Ephesians 6:18-20: The Nature of Prayer
- What is prayer?
- Must we pray?
- How is prayer possible?
- The mysteries of prayer
What is prayer? 17th century Anglican minister George Herbert has written a famous poem that multiplies the images of of the nature of prayer:
‘Prayer the church’s banquet, angel’s age,
God’s breath in man returning to his birth,
The soul in paraphrase, heart in pilgrimage,
The Christian plummet sounding heav’n and earth
Engine against th’ Almighty, sinner’s tow’r,
Reversed thunder, Christ-side-piercing spear,
The six-days world transposing in an hour,
A kind of tune, which all things hear and fear;
Softness, and peace, and joy, and love, and bliss,
Exalted manna, gladness of the best,
Heaven in ordinary, man well drest,
The milky way, the bird of Paradise,
Church-bells beyond the stars heard, the soul’s blood,
The land of spices; something understood.’
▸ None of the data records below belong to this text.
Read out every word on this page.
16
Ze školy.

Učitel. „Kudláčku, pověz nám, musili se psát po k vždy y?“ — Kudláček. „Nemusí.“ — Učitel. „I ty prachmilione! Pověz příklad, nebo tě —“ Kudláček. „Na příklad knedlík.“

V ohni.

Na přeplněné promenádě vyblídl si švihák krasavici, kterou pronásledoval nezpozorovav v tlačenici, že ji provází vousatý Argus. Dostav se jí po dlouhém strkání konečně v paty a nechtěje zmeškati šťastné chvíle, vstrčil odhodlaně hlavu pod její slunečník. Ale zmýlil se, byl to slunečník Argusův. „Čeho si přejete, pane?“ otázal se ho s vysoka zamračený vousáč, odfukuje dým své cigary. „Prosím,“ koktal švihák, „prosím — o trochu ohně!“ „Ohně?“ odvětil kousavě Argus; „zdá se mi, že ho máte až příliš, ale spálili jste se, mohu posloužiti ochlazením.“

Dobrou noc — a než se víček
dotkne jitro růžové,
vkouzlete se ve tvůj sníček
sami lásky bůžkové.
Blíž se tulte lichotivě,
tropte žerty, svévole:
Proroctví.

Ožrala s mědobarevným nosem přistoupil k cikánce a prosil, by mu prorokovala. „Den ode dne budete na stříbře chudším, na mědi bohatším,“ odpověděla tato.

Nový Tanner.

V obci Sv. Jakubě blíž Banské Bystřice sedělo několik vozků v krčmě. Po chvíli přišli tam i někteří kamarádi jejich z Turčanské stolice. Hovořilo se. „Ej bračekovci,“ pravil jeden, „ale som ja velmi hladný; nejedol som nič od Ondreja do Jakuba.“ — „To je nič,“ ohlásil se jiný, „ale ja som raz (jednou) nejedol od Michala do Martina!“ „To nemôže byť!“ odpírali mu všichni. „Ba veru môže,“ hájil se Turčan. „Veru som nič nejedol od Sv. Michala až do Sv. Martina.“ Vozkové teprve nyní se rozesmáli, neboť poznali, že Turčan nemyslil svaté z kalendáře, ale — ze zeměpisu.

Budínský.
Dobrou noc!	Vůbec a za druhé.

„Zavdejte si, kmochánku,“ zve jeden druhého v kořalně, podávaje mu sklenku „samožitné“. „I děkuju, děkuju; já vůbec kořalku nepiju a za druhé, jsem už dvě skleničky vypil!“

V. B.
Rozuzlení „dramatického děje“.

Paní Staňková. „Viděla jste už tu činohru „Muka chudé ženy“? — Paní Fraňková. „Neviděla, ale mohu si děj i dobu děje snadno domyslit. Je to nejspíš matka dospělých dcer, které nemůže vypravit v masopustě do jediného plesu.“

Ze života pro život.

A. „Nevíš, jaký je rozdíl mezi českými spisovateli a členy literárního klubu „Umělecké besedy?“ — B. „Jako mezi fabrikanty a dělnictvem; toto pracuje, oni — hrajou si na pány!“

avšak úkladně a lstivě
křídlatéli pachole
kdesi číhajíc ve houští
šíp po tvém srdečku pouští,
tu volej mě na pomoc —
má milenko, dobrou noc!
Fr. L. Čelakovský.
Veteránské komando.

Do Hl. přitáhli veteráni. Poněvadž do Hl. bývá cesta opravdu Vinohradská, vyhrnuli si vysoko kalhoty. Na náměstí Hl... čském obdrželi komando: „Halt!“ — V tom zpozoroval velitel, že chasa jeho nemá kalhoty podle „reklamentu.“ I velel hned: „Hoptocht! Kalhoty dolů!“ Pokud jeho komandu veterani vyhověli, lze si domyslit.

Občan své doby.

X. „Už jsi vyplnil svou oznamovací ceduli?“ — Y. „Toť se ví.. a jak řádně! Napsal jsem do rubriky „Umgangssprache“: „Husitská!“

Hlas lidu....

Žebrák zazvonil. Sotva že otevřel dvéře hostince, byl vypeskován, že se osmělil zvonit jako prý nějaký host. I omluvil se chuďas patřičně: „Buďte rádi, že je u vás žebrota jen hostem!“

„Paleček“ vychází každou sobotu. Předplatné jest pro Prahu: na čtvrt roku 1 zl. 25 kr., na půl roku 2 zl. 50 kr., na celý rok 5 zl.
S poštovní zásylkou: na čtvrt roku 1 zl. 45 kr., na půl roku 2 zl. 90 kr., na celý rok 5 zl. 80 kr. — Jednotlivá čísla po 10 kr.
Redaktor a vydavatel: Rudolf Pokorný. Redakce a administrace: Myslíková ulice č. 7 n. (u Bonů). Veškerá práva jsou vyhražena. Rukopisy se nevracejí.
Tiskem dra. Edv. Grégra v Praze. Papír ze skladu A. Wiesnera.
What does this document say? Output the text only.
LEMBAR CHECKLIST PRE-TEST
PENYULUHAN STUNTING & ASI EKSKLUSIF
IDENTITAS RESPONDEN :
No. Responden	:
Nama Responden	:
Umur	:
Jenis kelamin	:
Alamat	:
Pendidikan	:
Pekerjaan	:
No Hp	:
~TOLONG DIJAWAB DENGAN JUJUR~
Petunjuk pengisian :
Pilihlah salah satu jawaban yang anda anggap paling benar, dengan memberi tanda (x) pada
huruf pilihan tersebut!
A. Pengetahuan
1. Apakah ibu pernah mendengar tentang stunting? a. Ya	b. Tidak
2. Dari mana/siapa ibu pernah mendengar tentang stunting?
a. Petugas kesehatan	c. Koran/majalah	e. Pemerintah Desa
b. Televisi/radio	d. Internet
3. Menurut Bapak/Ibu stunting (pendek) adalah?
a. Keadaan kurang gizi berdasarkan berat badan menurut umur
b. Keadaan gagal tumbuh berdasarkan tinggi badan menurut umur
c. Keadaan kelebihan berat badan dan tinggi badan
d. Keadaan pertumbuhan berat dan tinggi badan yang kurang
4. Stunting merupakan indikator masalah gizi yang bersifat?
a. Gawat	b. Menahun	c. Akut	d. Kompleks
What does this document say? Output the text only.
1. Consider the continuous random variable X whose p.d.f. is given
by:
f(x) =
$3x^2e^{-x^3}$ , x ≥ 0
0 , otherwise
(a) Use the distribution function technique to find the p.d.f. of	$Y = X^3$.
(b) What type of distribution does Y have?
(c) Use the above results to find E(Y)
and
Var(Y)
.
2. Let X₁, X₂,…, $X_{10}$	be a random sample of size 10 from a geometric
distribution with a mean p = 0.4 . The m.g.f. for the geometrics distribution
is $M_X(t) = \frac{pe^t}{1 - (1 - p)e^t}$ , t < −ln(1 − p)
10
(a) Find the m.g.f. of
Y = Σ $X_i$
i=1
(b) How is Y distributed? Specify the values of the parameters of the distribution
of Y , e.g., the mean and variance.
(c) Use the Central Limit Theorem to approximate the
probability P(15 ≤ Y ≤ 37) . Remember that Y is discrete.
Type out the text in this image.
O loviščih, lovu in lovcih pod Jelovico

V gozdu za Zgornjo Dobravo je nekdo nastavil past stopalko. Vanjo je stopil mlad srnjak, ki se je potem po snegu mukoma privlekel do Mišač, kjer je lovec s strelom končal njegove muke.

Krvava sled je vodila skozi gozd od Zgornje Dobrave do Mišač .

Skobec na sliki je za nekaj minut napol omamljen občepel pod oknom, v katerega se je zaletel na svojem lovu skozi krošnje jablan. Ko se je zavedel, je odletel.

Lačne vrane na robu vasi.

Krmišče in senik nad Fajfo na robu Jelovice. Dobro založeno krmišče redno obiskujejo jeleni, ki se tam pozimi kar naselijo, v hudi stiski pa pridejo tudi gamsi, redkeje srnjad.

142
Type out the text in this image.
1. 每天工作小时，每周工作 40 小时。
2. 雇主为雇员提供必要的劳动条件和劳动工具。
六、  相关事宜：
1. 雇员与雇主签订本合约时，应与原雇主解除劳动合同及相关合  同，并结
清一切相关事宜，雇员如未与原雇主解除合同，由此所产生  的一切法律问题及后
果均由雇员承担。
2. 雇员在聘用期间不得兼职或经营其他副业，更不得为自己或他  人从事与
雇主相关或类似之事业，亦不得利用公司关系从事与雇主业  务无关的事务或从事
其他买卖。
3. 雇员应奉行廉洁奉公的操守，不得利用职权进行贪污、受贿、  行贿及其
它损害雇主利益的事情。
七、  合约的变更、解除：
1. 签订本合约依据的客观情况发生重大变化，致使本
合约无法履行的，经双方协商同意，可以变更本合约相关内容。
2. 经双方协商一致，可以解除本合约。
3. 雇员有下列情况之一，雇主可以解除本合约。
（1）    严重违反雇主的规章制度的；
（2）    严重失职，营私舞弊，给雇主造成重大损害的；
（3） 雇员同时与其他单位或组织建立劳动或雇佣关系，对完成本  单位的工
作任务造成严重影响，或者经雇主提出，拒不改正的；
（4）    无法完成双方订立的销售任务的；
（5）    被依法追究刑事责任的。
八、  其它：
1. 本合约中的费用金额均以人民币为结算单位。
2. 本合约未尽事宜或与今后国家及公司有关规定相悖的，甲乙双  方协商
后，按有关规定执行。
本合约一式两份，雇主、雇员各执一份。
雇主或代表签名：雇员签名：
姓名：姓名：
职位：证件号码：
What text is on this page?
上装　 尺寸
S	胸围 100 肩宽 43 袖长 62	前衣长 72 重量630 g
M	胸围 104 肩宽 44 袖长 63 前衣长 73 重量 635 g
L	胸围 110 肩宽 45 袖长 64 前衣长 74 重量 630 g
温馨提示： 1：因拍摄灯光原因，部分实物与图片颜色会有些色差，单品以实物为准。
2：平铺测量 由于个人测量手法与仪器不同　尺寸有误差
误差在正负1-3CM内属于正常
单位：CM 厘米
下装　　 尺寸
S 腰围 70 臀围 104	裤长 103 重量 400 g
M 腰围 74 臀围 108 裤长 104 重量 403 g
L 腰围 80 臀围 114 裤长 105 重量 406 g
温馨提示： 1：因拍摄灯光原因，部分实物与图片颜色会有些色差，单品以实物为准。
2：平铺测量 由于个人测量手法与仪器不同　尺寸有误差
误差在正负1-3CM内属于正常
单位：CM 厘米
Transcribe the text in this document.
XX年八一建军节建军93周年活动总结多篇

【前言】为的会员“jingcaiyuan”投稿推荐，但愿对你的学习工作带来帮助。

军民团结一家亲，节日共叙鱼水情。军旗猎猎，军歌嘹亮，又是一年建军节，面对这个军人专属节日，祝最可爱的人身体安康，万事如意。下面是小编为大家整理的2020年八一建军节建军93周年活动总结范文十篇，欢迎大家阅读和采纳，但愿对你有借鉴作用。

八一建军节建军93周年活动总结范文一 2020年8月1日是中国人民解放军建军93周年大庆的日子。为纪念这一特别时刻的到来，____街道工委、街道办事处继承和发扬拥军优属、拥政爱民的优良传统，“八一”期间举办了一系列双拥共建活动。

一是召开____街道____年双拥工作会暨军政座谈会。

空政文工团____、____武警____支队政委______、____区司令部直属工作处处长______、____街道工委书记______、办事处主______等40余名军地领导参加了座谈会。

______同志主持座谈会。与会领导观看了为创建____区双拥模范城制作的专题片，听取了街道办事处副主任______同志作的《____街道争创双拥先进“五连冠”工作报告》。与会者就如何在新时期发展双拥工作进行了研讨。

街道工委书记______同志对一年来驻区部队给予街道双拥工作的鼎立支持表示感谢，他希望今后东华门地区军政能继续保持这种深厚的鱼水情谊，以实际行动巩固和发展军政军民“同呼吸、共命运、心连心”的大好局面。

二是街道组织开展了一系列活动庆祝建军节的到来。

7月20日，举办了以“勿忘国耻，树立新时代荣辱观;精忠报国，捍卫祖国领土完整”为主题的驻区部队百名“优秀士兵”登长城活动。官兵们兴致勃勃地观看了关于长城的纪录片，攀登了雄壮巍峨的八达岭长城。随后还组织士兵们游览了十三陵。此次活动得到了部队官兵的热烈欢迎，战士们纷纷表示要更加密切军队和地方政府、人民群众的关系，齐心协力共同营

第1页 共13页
To explain what prayer is is a lot harder than knowing what it is. Prayer is as natural as breathing for the born again believer. But as with all things, we get confused, we pick up bad habits, we forget, and we need to be reminded of first things. Prayer can sometimes be like our ability to walk. When someone has had a terrible accident and sustains severe brain injury, many have also had to relearn how to walk. It is often this way for the Christian and prayer. Our early Christian lives are full of the natural ability to pray, but then we hit a wall, we backslide, we have our faith challenged, we get caught up in false teaching and bad forms of prayer, and all of a sudden we need to relearn the basics. So as we continue thinking about the part of prayer in spiritual warfare we want to revisit the nature of prayer. What is prayer? Must we pray? How is it possible? and some of the confusing mysteries of prayer are our reintroduction to prayer in this message.